Submitted to: Insect Biochemistry and Molecular Biology
Publication Type: Peer reviewed journal
Publication Acceptance Date: 9/17/2007
Publication Date: 3/1/2008
Citation: Park, Y., Aikins, J., Wang, L.J., Beeman, R.W., Oppert, B.S., Lord, J.C., Brown, S.J., Lorenzen, M.D., Richards, S., Weinstock, G., Gibbs, R. 2008. Analysis of transcriptome data in the red flour beetle, Tribolium castaneum. Insect Biochemistry and Molecular Biology 38: 380-386. Interpretive Summary: Although the genome sequence is now available for the red flour beetle, deciphering actual genes (i.e., annotation) remains a challenging task. We have analyzed DNA transcripts from different red flour beetle tissues to help with the genome annotation. From more than 61,000 transcripts, we were able to match about 39% of genes that had been predicted from an automated gene prediction program. However, about 13% of the transcripts were not within predicted genes, indicating that many real genes were missed by the automated program. Our analysis suggests that there are approximately 7,500 genes in the red flour beetle genome. These data provide evidence of the power of high throughput sequencing of DNA transcripts in refining genomic data. Knowledge of red flour beetle genes should enable improved methods of controlling these and other insect pests.
Technical Abstract: The genome sequence of Tribolium castaneum, a coleopteran pest of stored products, has recently been determined. In order to facilitate accurate annotation and detailed functional analysis of this genome, we have compiled and analyzed all available expressed sequence tag (EST) data. The raw data consist of a total of 61,228 EST sequences, including 10,704 downloaded from NCBI and an additional 50,524 derived from 32,544 clones generated in our laboratories.

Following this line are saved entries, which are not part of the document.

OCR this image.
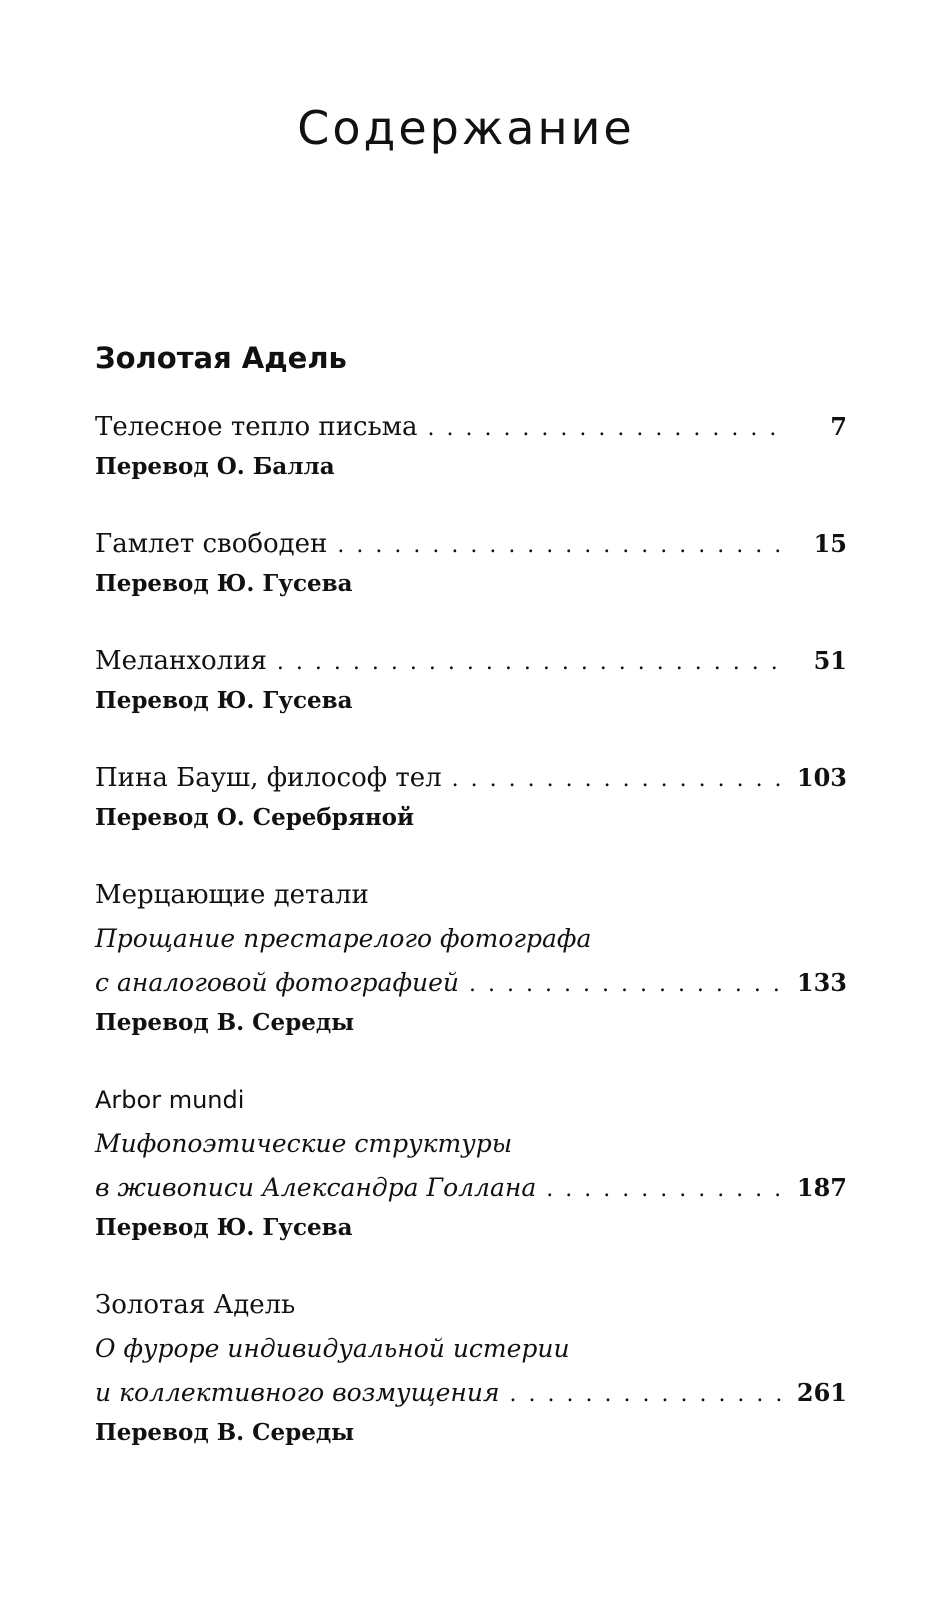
Содержание
Золотая Адель
Телесное тепло письма .....	7
Перевод О. Балла
Гамлет свободен .....	15
Перевод Ю. Гусева
Меланхолия .....	51
Перевод Ю. Гусева
Пина Бауш, философ тел .....	103
Перевод О. Серебряной
Мерцающие детали
Прощание престарелого фотографа
с аналоговой фотографией .....	133
Перевод В. Середы
Arbor mundi
Мифопоэтические структуры
в живописи Александра Голлана .....	187
Перевод Ю. Гусева
Золотая Адель
О фуроре индивидуальной истерии
и коллективного возмущения .....	261
Перевод В. Середы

These sequences were derived from six different tissue- or stage-specific cDNA libraries, namely embryo, hindgut and Malpighian tubules, ovary, and head (from adult insects) and carcasses of mixed-stage, whole larvae. The 61,228 sequences were assembled into 12,269 clots (UniESTs) of which 10,134 mapped onto 6,463 (39%) of the 16,422 predicted genes that comprise the GLEAN set. Another ~1,600 UniESTs (13% of the total) with high matches to the genome were not predicted in the GLEAN set, suggesting that a considerable number of transcribed sequences were missed by the GLEAN prediction algorithm. We conservatively estimate that the current EST set represents more than 7,500 transcription units.